If I’m honest (and irritatingly I generally am), the first half was a little difficult, at least at the beginning. John Ford is a master of structure and great at moving the action on, so much so he would have made a great television writer if only someone had invented it in time. And of course he was writing in a pre-Freudian era, so there wasn’t the same emphasis on individual psychological motivation. Consequently the script is a little short on deliberation about such an unspeakable act, and in the absence of much reasoning, at least on the part of the sister, the audience needed more of a rationale for the breaking of this great taboo. The director and indeed the actor tried to make up for this through some clever tableaux, but the protagonists lacked the chemistry that may have helped the audience to rationalise such a reckless act. Nonetheless the deed is done, and done sensitively and quite beautifully in a way that - to some extent - helps the audience identify with the brother and sister and at least understand some of the arguments the brother makes.
The jury is out about whether Ford means the audience to be outraged by such filial behaviour, titillated, driven in their excitement to buy more tickets, or actually wants a dialectic that questions the morals of the day. I’m firmly in the last camp and this production provided a nice contrast between the condemned sister, who remained beautiful and seemingly virginal even when all evidence is to the contrary, and some of the more sinister characters who suffer less condemnation.
One of these is the frankly terrifying Ken Bradshaw who plays the evil servant and fixer Vasquez, a sort of anti-Jeeves, played simultaneously with great power and subtlety in a really accomplished performance. Eileen O’Brien as the nurse is similarly well judged, and she manages to deliver the laugh lines hilariously while never undermining the gravity of the piece, something that cannot be said for everybody. And last night Emily Pithon’s Hippolita provided the turning point of the show in an absolutely spellbinding scene in which she had the whole audience dumbstruck by her compelling portrayal of a (perhaps understandably) bitter and vengeful widow. Her appearance and her song are haunting, reminiscent of a wronged victim-heroine from Wilkie Collins or Conan Doyle, and she sustains the moment as bravely as a Carol Reed or David Lean; it’s a theatrical moment I don’t think I’ll forget.

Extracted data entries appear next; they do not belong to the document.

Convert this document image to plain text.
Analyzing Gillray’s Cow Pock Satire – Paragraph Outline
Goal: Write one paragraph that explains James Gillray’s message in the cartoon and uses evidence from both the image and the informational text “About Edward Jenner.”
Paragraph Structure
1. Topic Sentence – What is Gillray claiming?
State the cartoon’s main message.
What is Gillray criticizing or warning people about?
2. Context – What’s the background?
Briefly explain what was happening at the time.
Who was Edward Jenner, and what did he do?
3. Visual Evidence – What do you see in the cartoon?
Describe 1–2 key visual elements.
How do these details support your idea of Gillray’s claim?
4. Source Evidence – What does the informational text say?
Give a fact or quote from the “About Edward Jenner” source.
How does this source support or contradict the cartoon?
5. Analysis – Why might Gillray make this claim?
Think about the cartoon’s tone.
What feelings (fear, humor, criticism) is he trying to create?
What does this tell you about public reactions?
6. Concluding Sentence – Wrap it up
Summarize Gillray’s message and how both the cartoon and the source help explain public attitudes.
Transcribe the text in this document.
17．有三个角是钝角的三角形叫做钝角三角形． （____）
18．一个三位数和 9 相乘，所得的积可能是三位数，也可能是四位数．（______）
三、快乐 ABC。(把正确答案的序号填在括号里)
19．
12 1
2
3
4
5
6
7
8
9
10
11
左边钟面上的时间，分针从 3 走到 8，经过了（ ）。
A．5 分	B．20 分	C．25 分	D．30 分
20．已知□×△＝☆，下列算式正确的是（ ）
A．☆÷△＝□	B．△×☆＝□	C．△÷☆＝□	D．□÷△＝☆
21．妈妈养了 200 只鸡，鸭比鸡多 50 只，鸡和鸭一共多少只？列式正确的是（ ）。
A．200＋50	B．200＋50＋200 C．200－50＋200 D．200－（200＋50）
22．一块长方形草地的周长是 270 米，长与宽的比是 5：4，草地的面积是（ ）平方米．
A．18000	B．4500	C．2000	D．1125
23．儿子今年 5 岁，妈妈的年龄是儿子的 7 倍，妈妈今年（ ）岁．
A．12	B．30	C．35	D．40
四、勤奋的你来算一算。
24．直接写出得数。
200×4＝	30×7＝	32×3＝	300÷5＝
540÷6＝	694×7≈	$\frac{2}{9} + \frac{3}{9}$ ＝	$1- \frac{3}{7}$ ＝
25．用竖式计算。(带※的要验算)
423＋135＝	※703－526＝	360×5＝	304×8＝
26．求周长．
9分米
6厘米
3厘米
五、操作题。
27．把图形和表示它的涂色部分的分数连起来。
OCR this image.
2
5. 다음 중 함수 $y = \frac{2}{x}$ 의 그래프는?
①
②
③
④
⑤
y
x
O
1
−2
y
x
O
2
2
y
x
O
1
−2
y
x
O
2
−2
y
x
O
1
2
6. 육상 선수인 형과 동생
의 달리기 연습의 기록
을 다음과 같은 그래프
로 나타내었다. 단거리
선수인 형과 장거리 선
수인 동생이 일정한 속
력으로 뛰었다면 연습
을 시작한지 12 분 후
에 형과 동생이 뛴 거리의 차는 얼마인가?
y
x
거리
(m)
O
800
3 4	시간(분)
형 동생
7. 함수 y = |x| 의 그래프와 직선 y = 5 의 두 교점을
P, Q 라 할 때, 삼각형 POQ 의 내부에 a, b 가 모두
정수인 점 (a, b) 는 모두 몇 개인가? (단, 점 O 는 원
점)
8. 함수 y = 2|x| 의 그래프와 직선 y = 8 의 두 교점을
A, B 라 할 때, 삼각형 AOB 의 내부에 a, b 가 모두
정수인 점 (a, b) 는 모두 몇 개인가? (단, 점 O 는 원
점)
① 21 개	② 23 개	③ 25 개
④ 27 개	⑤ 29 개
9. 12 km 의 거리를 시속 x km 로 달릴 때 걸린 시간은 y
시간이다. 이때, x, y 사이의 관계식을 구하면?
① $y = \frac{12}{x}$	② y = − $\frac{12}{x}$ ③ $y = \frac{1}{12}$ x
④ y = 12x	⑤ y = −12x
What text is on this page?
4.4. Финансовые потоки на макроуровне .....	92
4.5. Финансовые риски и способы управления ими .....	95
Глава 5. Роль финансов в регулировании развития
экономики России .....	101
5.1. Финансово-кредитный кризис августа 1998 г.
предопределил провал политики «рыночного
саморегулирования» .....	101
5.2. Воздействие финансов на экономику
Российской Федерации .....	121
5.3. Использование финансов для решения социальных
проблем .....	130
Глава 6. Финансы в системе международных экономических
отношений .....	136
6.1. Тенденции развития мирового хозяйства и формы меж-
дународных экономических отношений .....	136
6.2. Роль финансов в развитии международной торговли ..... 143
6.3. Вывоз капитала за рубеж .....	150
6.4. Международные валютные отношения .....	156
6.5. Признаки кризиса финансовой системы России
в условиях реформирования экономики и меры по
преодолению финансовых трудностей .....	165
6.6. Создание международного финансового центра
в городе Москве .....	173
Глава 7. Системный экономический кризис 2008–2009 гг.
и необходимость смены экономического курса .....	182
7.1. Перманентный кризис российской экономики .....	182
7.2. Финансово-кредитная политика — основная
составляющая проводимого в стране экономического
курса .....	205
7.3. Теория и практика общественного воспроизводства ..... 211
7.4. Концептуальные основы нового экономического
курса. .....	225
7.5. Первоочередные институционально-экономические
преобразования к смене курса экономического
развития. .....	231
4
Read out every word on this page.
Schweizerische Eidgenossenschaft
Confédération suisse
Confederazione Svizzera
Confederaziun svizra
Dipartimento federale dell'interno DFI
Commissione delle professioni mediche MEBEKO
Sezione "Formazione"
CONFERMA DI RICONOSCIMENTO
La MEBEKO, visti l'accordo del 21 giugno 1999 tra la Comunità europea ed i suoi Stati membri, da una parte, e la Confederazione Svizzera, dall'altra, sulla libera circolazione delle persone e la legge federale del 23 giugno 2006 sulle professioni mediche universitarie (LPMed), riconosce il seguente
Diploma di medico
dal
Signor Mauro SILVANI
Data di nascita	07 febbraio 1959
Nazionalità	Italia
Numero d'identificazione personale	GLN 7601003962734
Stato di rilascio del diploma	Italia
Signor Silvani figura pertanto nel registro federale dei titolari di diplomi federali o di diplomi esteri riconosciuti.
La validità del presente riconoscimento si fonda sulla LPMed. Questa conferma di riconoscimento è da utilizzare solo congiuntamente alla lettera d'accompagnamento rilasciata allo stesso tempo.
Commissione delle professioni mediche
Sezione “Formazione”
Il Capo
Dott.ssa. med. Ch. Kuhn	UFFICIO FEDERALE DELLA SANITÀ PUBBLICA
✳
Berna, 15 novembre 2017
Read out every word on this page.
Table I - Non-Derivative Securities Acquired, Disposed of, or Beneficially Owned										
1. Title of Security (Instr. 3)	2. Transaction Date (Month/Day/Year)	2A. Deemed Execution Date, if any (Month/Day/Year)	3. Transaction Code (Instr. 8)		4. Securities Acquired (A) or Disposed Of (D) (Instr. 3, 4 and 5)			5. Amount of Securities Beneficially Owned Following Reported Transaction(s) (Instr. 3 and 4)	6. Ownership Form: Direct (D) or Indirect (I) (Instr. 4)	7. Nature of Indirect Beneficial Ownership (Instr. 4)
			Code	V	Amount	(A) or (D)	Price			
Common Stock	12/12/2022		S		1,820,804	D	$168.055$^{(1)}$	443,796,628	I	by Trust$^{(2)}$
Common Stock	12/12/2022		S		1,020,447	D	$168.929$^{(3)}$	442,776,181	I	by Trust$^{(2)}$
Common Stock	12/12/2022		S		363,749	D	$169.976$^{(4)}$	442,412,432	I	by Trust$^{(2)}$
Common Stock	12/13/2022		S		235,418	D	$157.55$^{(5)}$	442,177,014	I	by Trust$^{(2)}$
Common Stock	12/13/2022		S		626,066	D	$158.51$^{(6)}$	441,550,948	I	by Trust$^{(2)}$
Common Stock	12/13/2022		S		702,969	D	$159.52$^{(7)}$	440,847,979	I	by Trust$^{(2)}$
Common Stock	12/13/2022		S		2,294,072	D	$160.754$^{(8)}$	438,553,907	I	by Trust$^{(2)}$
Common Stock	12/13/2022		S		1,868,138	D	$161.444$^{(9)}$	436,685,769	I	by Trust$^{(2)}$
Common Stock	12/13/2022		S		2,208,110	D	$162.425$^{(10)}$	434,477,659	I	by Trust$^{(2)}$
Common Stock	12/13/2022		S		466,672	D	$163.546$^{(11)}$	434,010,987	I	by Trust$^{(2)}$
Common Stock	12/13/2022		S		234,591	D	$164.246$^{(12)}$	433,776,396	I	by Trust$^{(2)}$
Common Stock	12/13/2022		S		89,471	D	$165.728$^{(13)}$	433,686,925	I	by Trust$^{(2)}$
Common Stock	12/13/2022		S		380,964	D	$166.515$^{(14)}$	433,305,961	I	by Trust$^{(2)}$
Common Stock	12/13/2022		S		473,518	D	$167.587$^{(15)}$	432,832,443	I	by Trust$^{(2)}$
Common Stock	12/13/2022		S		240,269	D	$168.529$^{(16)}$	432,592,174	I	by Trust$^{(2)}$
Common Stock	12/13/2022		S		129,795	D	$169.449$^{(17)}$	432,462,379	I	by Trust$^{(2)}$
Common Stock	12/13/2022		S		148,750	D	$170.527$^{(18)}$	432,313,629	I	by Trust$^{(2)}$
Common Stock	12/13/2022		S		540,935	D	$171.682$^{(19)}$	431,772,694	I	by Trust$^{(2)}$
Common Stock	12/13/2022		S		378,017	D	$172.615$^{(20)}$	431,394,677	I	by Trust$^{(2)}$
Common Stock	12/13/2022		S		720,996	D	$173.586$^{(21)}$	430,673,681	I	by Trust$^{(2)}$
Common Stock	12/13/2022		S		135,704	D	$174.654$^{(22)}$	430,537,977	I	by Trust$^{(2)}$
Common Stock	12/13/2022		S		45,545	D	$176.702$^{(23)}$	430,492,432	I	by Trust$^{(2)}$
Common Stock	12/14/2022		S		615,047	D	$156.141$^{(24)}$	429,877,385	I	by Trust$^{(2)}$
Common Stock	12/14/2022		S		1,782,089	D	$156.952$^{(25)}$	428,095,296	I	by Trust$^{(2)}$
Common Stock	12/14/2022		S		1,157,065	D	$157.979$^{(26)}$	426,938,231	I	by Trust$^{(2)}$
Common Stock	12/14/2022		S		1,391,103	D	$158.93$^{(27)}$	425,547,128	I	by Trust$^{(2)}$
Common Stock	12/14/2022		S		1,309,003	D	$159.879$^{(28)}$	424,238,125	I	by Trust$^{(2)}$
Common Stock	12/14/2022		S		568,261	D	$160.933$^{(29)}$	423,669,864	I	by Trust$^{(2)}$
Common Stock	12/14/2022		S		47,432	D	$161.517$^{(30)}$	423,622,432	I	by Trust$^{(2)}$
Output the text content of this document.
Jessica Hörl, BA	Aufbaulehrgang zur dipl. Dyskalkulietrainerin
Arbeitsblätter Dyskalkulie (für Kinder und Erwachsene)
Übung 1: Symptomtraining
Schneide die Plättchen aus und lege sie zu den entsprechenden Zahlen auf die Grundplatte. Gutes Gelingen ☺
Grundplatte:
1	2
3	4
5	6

From this point the whole piece found its rhythm and continued to its inevitable climax, taking the whole audience with it. Indeed there was a group of young people on the front row of the pews who gasped audibly at some of the more shocking moments; the rest of us were not more cynical, merely less audible in our shock - and our enjoyment of it. The director, Chris Meads, handled the issues very well and also created beautiful tableaux without them seeming forced or measured with a ruler, as lesser directors do. The direction could be better still if he was more courageous in prolonging a pause, but this is nitpicking. Heather Fenoughty’s music really helped to sustain the grave atmosphere, even if this was sometimes undermined with too much anachronistic levity on stage. And there were lovely performances (Hugh Skinner’s increasingly frantic Giovanni and Paul McCleary as his increasingly worried father deserve a mention). Overall this was an excellent treatment of a drama that can be quite difficult for modern audiences, storytelling at its best, and I certainly enjoyed it. Go and see it if you can.